UK fruit producer Berry Gardens is part of a consortium that has been funded to the tune of GBP2.5m (US$3.3m) to create what it describes as the “world’s first robotic farm”.
The money, from the Government’s enterprise body Innovate UK, will fund a project to demonstrate robotics and autonomous technologies at Clock House Farm in Kent, south of London.
Berry Gardens, which produces soft and stone fruits, said the trial will set out to deliver a “vision for the future of soft fruit growing, where robots will assist growers by carrying out essential, energy-intensive physical farm processes such as picking and packing fruit and treating crops to reduce critical pests and diseases”.
The consortium also includes Saga Robotics, the University of Lincoln, the University of Reading, the Manufacturing Technology Centre, and communications firm BT.
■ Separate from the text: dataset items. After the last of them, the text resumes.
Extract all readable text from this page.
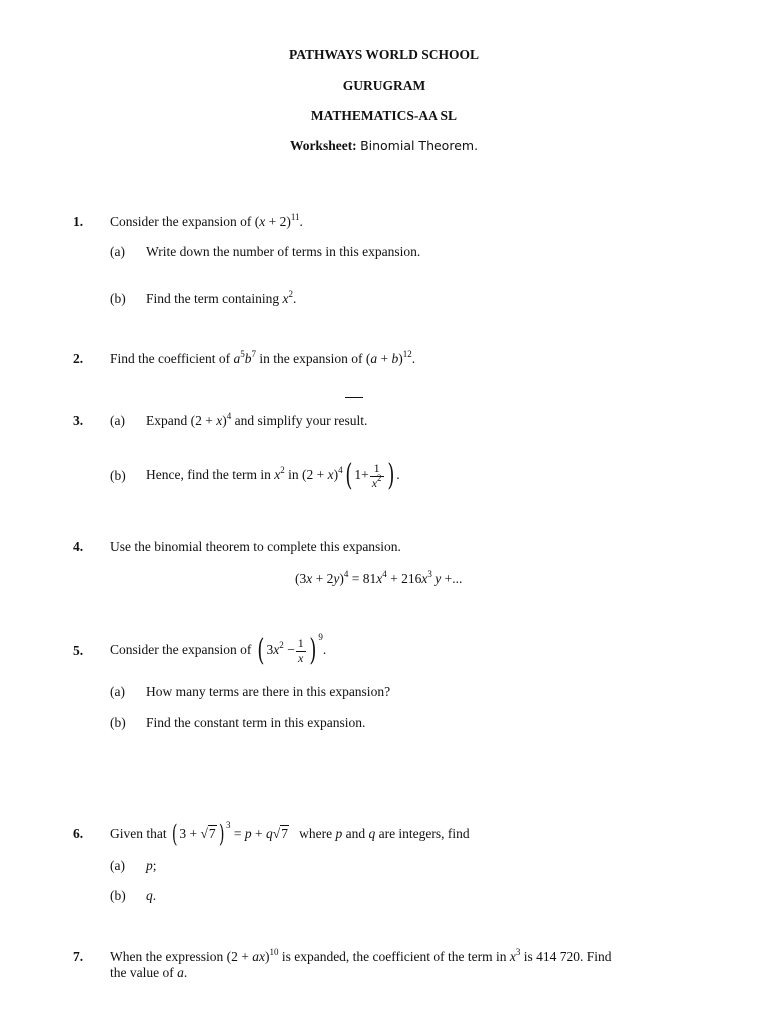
PATHWAYS WORLD SCHOOL
GURUGRAM
MATHEMATICS-AA SL
Worksheet: Binomial Theorem.
1.	Consider the expansion of $(x + 2)^{11}$.
(a) Write down the number of terms in this expansion.
(b) Find the term containing $x^2$.
2.	Find the coefficient of $a^5b^7$ in the expansion of $(a + b)^{12}$.
3.	(a) Expand $(2 + x)^4$ and simplify your result.
(b) Hence, find the term in $x^2$ in $(2 + x)^4$( $1+ \frac{1}{x^2}$ ) .
4.	Use the binomial theorem to complete this expansion.
$(3x + 2y)^4 = 81x^4 + 216x^3$ y +...
5.	Consider the expansion of ( $3x^2 - \frac{1}{x}$ ) $^9$.
(a) How many terms are there in this expansion?
(b) Find the constant term in this expansion.
6.	Given that ( 3 + √7 ) $^3$ = p + q√7 where p and q are integers, find
(a) p;
(b) q.
7.	When the expression (2 + ax)$^{10}$ is expanded, the coefficient of the term in $x^3$ is 414 720. Find
the value of a.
Richard Harnden, director of research at Berry Gardens Growers, said: “We have been partnered with the University of Lincoln and Saga Robotics for the past six years and this project will demonstrate at scale our jointly developed new capabilities in robotics for the UK soft fruit industry.”
The company said that the project – dubbed Robot Highways – will also provide solutions for moving the sector towards a carbon-zero future with an estimated 20% reduction in fruit waste, a 90% reduction in fungicide use and a “huge reduction” in the use of fossil fuel across all farm logistic operations.